04 septembre 2007

L'aube le soir ou la nuit Yasmina Reza


Pas assez aiguë, trop négatif, très humain, trop acerbe : globalement, les anti-sarkozystes auront trouvé leur compte autant que les pro. Côté presse, Le Monde savoure ligne par ligne, le Figaro souligne que des "propos inédits confirment le flair politique de Sarkozy", Libé titre au gâchis et Les Inrockuptibles à l'arnaque : tout le monde est content. Les critiques enseignent beaucoup sur eux-mêmes et peu sur l'objet critiqué.
On peut lire L'aube... comme une oeuvre d'écrivain : n'importe quel homme politique en course pour la présidentielle, dans l'intimité de sa campagne, jure, s'énerve, s'emporte, dérape, balance des banalités, jette des fulgurances, est visionnaire, rétrograde, rieur, touchant, fragile, intouchable... En fait, n'importe qui, sur un an, est tout cela. Et l'intimité rend toujours sympathique au final. Dans l'enjeu de l'élection suprême, tout est juste exacerbé. L'enjeu du livre, lui, n'est donc pas là. Sarko ou pas, en fait on s'en fout.
L'auteur "contemple" un homme qui lui échappe : la politique, elle n'y connaît rien, la course au pouvoir lui est étrangère, ses collègues littéraires la mettent en garde alors qu'elle-même ne sait pas trop ce qu'elle veut faire de ce projet. L'enjeu est de cerner un homme, comme n'importe quel autre homme, un homme qui échappe d'emblée aux repères de l'auteur.
L'écrivain s'interroge alors : où sont ces repères ? Comment les débusquer dans ce foisonnement de faux semblants, de phrases toutes faites, de clichés, de calculs ? Où est le vrai, où est ce qui les rapproche, elle et lui ? En tant que lecteur, ce que l'on observe n'est pas un portrait politique mais un portrait d'écrivain à sa table. Dans ce journal entomologique, on contemple un auteur en train de contempler. C'est bien elle qu'on regarde s'accrocher aux moindres points communs, relever toutes les divergences de goût, s'agacer ou s'attendrir parce qu'enfin il lui semble qu'elle tient quelque chose, une piste qu'elle maîtrise un peu mieux. C'est pour elle qu'on vibre, elle qu'on veut voir l'attraper enfin. Un exercice intelligent, qui s'élève bien au-delà du procès qu'on lui fait.

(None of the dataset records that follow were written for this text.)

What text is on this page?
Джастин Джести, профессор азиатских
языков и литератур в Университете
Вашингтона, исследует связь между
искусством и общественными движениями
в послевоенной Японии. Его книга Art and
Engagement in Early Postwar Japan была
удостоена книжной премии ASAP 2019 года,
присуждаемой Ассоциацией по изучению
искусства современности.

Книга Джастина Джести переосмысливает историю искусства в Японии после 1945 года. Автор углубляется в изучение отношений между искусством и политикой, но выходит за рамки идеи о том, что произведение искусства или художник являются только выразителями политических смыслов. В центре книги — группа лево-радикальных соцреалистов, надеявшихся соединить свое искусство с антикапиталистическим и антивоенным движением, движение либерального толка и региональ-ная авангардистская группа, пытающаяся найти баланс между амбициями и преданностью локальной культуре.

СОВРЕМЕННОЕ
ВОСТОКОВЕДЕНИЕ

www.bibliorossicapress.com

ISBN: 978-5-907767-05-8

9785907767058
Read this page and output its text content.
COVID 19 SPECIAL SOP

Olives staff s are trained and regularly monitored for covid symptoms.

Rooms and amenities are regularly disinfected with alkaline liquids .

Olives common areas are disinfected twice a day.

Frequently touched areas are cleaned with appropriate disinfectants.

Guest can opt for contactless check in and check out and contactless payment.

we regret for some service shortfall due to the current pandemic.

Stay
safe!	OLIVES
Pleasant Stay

Mise à jour du 08/09 : à lire, une critique contradictoire sur le blog de Michel, Affinités éclectiques

4 commentaires:

Michel a dit…

Salut,
J'ai prêté le livre à une copine - et comme elle me demandait mon avis, je lui ai mis en lien mon post, mais aussi le tien, pour plus d'équilibre...

Bertrand Ploquin a dit…

Merci beaucoup Michel, très touché.

Anonyme a dit…

tu sais ce que j'en pense lol...je préfère de loin les histoires d'irlandais lol

elo

Anonyme a dit…

C'est quand même un sacré coup médiatique que de se mettre à se décrire, quand le faire valoir n'est que le président de la république ! Il y a fort à gager que tout le monde , sauf nous maintenant, grâce à la justesse de ce point de vue- tout le monde donc, aura pris le livre au premier degré, c'est à dire comme un long article de journal, lecture qui semble-t-il doit être possible, compte tenu de tout ce que l'on a entendu sur ce livre.